Agent Skills in the Wild: An Empirical Study of Security Vulnerabilities at Scale
Yi Liu, Weizhe Wang, Ruitao Feng, Yao Zhang, Guangquan Xu, Gelei Deng, Yuekang Li, Leo Zhang
TL;DR
This study delivers the first large-scale empirical security analysis of agent skills, a modular extension mechanism for AI agents. It introduces SkillScan, a multi-stage detector combining static analysis with LLM-based classification to uncover 14 vulnerability patterns across four categories (prompt injection, data exfiltration, privilege escalation, and supply chain) in 31,132 skills from two marketplaces.
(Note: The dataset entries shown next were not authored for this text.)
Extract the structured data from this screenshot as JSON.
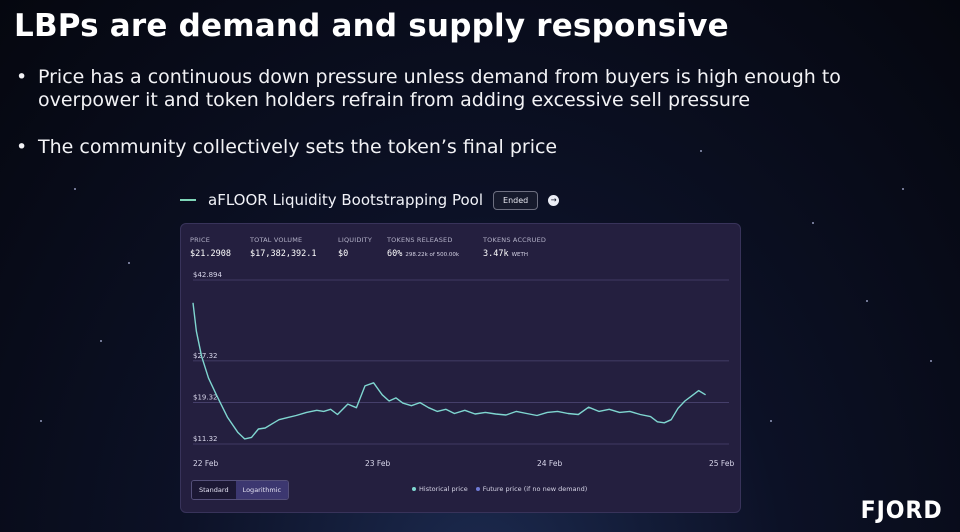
{
  "slide": {
    "title": "LBPs are demand and supply responsive",
    "bullets": [
      "Price has a continuous down pressure unless demand from buyers is high enough to overpower it and token holders refrain from adding excessive sell pressure",
      "The community collectively sets the token’s final price"
    ]
  },
  "pool": {
    "title": "aFLOOR Liquidity Bootstrapping Pool",
    "status_badge": "Ended",
    "info_icon": "info-icon"
  },
  "stats": {
    "price": {
      "label": "PRICE",
      "value": "$21.2908"
    },
    "total_volume": {
      "label": "TOTAL VOLUME",
      "value": "$17,382,392.1"
    },
    "liquidity": {
      "label": "LIQUIDITY",
      "value": "$0"
    },
    "tokens_released": {
      "label": "TOKENS RELEASED",
      "value": "60%",
      "sub": "298.22k of 500.00k"
    },
    "tokens_accrued": {
      "label": "TOKENS ACCRUED",
      "value": "3.47k",
      "sub": "WETH"
    }
  },
  "toggle": {
    "standard": "Standard",
    "logarithmic": "Logarithmic",
    "selected": "Standard"
  },
  "legend": {
    "historical": "Historical price",
    "future": "Future price (if no new demand)"
  },
  "colors": {
    "historical_line": "#7fd6d0",
    "future_line": "#6f7bd6",
    "panel_bg": "#241f3f",
    "accent_green": "#7fd6b8"
  },
  "brand": {
    "logo_text": "FJORD"
  },
  "chart_data": {
    "type": "line",
    "y_ticks": [
      "$42.894",
      "$27.32",
      "$19.32",
      "$11.32"
    ],
    "y_tick_values": [
      42.894,
      27.32,
      19.32,
      11.32
    ],
    "ylim": [
      11.32,
      42.894
    ],
    "x_ticks": [
      "22 Feb",
      "23 Feb",
      "24 Feb",
      "25 Feb"
    ],
    "x_tick_values": [
      0,
      1,
      2,
      3
    ],
    "xlim": [
      0,
      3
    ],
    "grid": true,
    "legend_position": "bottom",
    "series": [
      {
        "name": "Historical price",
        "x": [
          0,
          0.02,
          0.05,
          0.09,
          0.14,
          0.2,
          0.26,
          0.3,
          0.34,
          0.38,
          0.42,
          0.46,
          0.5,
          0.55,
          0.6,
          0.66,
          0.72,
          0.76,
          0.8,
          0.84,
          0.9,
          0.95,
          1.0,
          1.05,
          1.1,
          1.14,
          1.18,
          1.22,
          1.27,
          1.32,
          1.37,
          1.42,
          1.47,
          1.52,
          1.58,
          1.64,
          1.7,
          1.76,
          1.82,
          1.88,
          1.94,
          2.0,
          2.06,
          2.12,
          2.18,
          2.24,
          2.3,
          2.36,
          2.42,
          2.48,
          2.54,
          2.6,
          2.66,
          2.7,
          2.74,
          2.78,
          2.82,
          2.86,
          2.9,
          2.94,
          2.98
        ],
        "y": [
          38.5,
          33.0,
          28.2,
          24.0,
          20.5,
          16.5,
          13.6,
          12.3,
          12.6,
          14.2,
          14.4,
          15.2,
          16.0,
          16.4,
          16.8,
          17.4,
          17.8,
          17.6,
          18.0,
          17.0,
          19.0,
          18.3,
          22.5,
          23.1,
          20.8,
          19.6,
          20.2,
          19.2,
          18.7,
          19.3,
          18.3,
          17.6,
          18.0,
          17.2,
          17.8,
          17.1,
          17.4,
          17.1,
          16.9,
          17.6,
          17.2,
          16.8,
          17.4,
          17.6,
          17.2,
          17.0,
          18.4,
          17.6,
          18.0,
          17.4,
          17.6,
          17.0,
          16.6,
          15.6,
          15.4,
          16.0,
          18.2,
          19.6,
          20.6,
          21.6,
          20.8
        ]
      },
      {
        "name": "Future price (if no new demand)",
        "x": [],
        "y": []
      }
    ]
  }
}
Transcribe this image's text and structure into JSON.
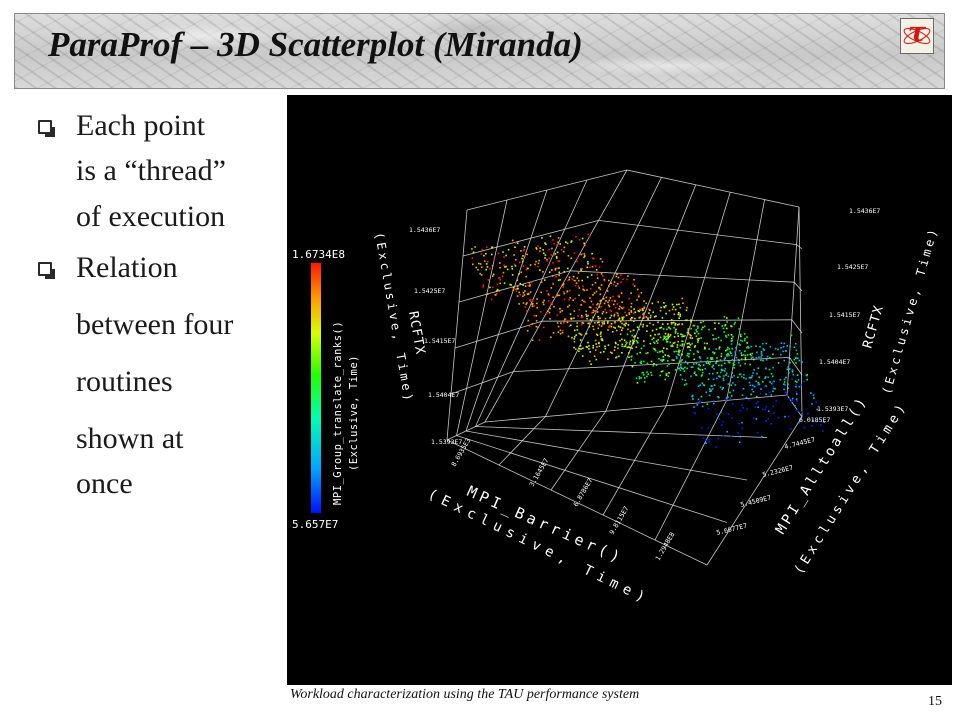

The authors report a 26.1% prevalence of at least one vulnerability, with 5.2% high-severity patterns, and an increased risk (OR=$2.12$) when skills bundle executable scripts; they also provide a grounded taxonomy, a validated detection pipeline with $86.7\%$ precision and $82.5\%$ recall, and open artifacts for future work. The work underscores the urgency of capability-based permission models, mandatory vetting, and runtime isolation to mitigate security risks in this young ecosystem, and offers case studies, error analyses, and a roadmap for defense-in-depth.
Abstract
The rise of AI agent frameworks has introduced agent skills, modular packages containing instructions and executable code that dynamically extend agent capabilities. While this architecture enables powerful customization, skills execute with implicit trust and minimal vetting, creating a significant yet uncharacterized attack surface. We conduct the first large-scale empirical security analysis of this emerging ecosystem, collecting 42,447 skills from two major marketplaces and systematically analyzing 31,132 using SkillScan, a multi-stage detection framework integrating static analysis with LLM-based semantic classification. Our findings reveal pervasive security risks: 26.1% of skills contain at least one vulnerability, spanning 14 distinct patterns across four categories: prompt injection, data exfiltration, privilege escalation, and supply chain risks. Data exfiltration (13.3%) and privilege escalation (11.8%) are most prevalent, while 5.2% of skills exhibit high-severity patterns strongly suggesting malicious intent. We find that skills bundling executable scripts are 2.12x more likely to contain vulnerabilities than instruction-only skills (OR=2.12, p<0.001). Our contributions include: (1) a grounded vulnerability taxonomy derived from 8,126 vulnerable skills, (2) a validated detection methodology achieving 86.7% precision and 82.5% recall, and (3) an open dataset and detection toolkit to support future research. These results demonstrate an urgent need for capability-based permission systems and mandatory security vetting before this attack vector is further exploited.